Slovnaft's director Hatina agreed. "There are enough capital sources abroad, only we don't have them," he said. "Those who can, reach for foreign sources. But those who cannot, should have the opportunity to borrow money at home, but under conditions which would not condemn them to pay back the interest forever."

Mihók sees export support initiatives to be a possible solution. "We have to find a way to help small and medium size companies finance production," he said. "Then, we wouldn't have to help them with exporting."

Hatina said cheaper loans would make production less expensive and the producers would be more competitive. He said the government should give guarantees for projects aimed at exporting rather than those aimed at importing. "We should turn it around," he said.

The exporters should be motivated through financial incentives as well. "It could be done in the form of supporting programs by banks, but it could also be done through tax relief," said Hatina. "If those programs are not started soon, I think the concentration of production will be even bigger than it is now."

Those export-support programs being used now are not working well, according to Mihók. "The Eximbank does not yet operate," said Mihók. "The law has been passed, the bank is expected to be set up June 1. Within two years, it should offer certain programs. The question is what money it will have and whether it will focus on support of small and medium size businesses."

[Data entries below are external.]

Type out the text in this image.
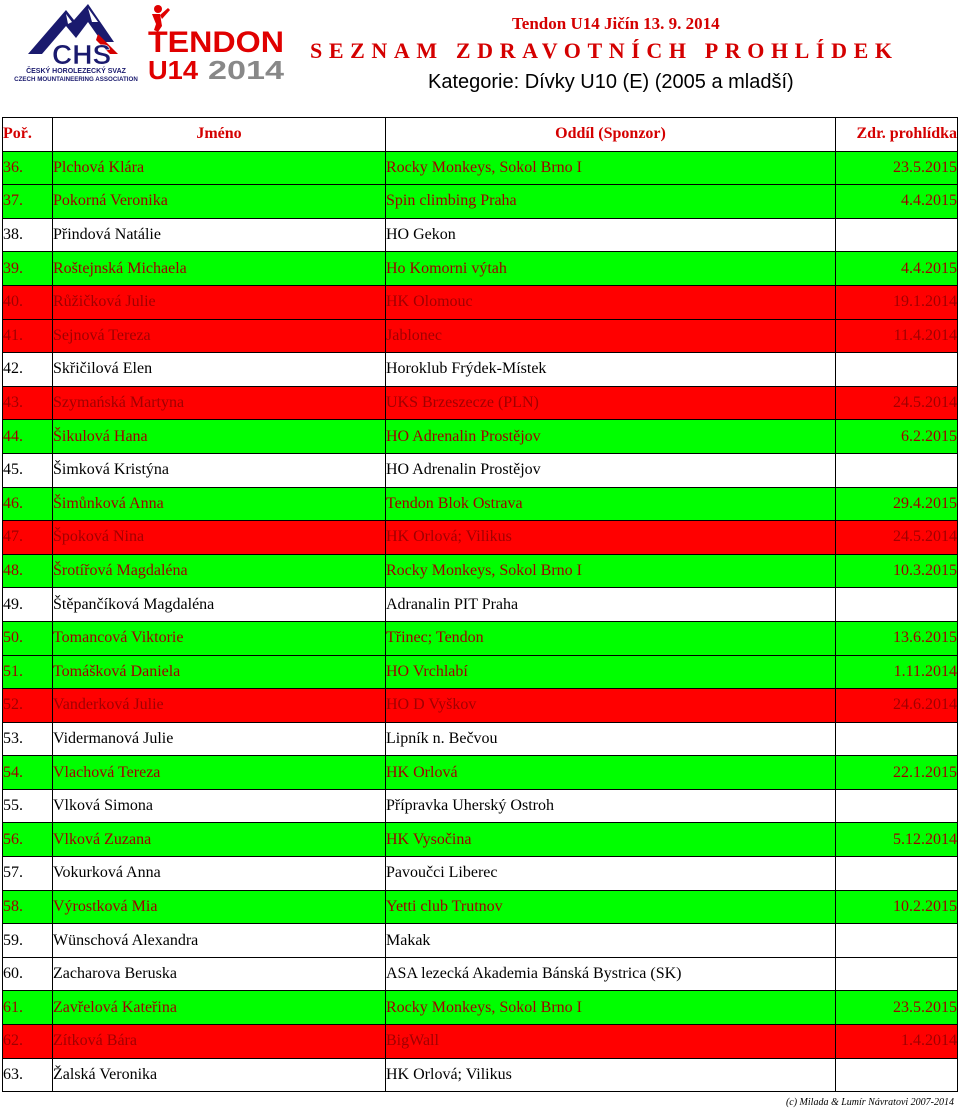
CHS
ČESKÝ HOROLEZECKÝ SVAZ
CZECH MOUNTAINEERING ASSOCIATION
TENDON
U14 2014
Tendon U14 Jičín 13. 9. 2014
SEZNAM ZDRAVOTNÍCH PROHLÍDEK
Kategorie: Dívky U10 (E) (2005 a mladší)
Poř.	Jméno	Oddíl (Sponzor)	Zdr. prohlídka
36.	Plchová Klára	Rocky Monkeys, Sokol Brno I	23.5.2015
37.	Pokorná Veronika	Spin climbing Praha	4.4.2015
38.	Přindová Natálie	HO Gekon	
39.	Roštejnská Michaela	Ho Komorni výtah	4.4.2015
40.	Růžičková Julie	HK Olomouc	19.1.2014
41.	Sejnová Tereza	Jablonec	11.4.2014
42.	Skřičilová Elen	Horoklub Frýdek-Místek	
43.	Szymańská Martyna	UKS Brzeszecze (PLN)	24.5.2014
44.	Šikulová Hana	HO Adrenalin Prostějov	6.2.2015
45.	Šimková Kristýna	HO Adrenalin Prostějov	
46.	Šimůnková Anna	Tendon Blok Ostrava	29.4.2015
47.	Špoková Nina	HK Orlová; Vilikus	24.5.2014
48.	Šrotířová Magdaléna	Rocky Monkeys, Sokol Brno I	10.3.2015
49.	Štěpančíková Magdaléna	Adranalin PIT Praha	
50.	Tomancová Viktorie	Třinec; Tendon	13.6.2015
51.	Tomášková Daniela	HO Vrchlabí	1.11.2014
52.	Vanderková Julie	HO D Vyškov	24.6.2014
53.	Vidermanová Julie	Lipník n. Bečvou	
54.	Vlachová Tereza	HK Orlová	22.1.2015
55.	Vlková Simona	Přípravka Uherský Ostroh	
56.	Vlková Zuzana	HK Vysočina	5.12.2014
57.	Vokurková Anna	Pavoučci Liberec	
58.	Výrostková Mia	Yetti club Trutnov	10.2.2015
59.	Wünschová Alexandra	Makak	
60.	Zacharova Beruska	ASA lezecká Akademia Bánská Bystrica (SK)	
61.	Zavřelová Kateřina	Rocky Monkeys, Sokol Brno I	23.5.2015
62.	Zítková Bára	BigWall	1.4.2014
63.	Žalská Veronika	HK Orlová; Vilikus	
(c) Milada & Lumír Návratovi 2007-2014
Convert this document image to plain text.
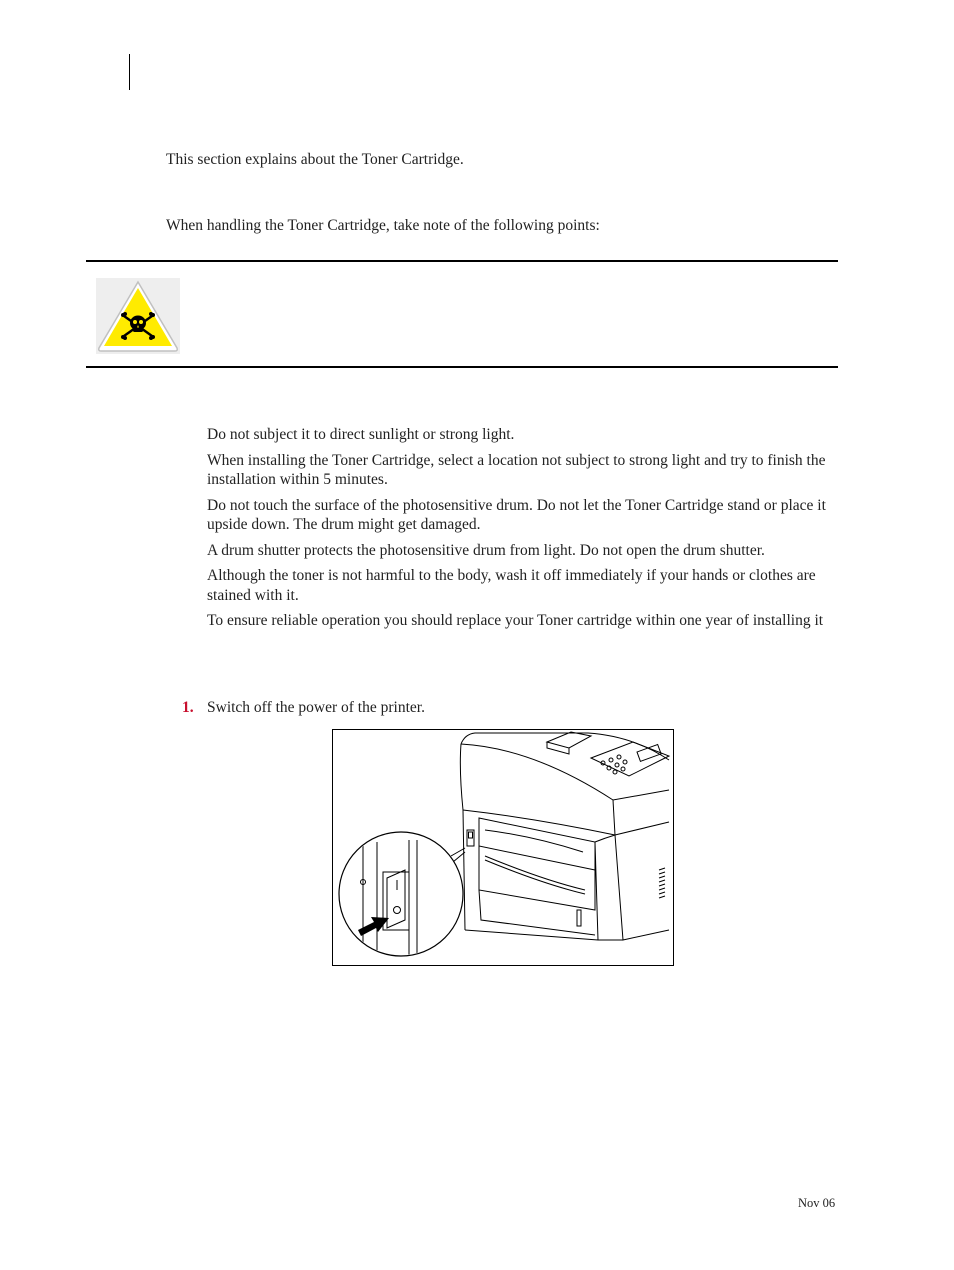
This section explains about the Toner Cartridge.
When handling the Toner Cartridge, take note of the following points:
Do not subject it to direct sunlight or strong light.
When installing the Toner Cartridge, select a location not subject to strong light and try to finish the installation within 5 minutes.
Do not touch the surface of the photosensitive drum. Do not let the Toner Cartridge stand or place it upside down. The drum might get damaged.
A drum shutter protects the photosensitive drum from light. Do not open the drum shutter.
Although the toner is not harmful to the body, wash it off immediately if your hands or clothes are stained with it.
To ensure reliable operation you should replace your Toner cartridge within one year of installing it
1. Switch off the power of the printer.
Nov 06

Mihók believes legislation supporting exports is missing the point. "In fact, money for the Foreign Trade Support Fund is spent on publications, presentations of Slovak products, trade missions abroad, and participation at fairs and exhibitions," said Mihók. "The money should be spent rather to support pro-export production. Once we have good products, the producers will be able to take care of publicity on their own. But if we do not have competitive products, we may organize lots of presentations, but our exports won't get any better."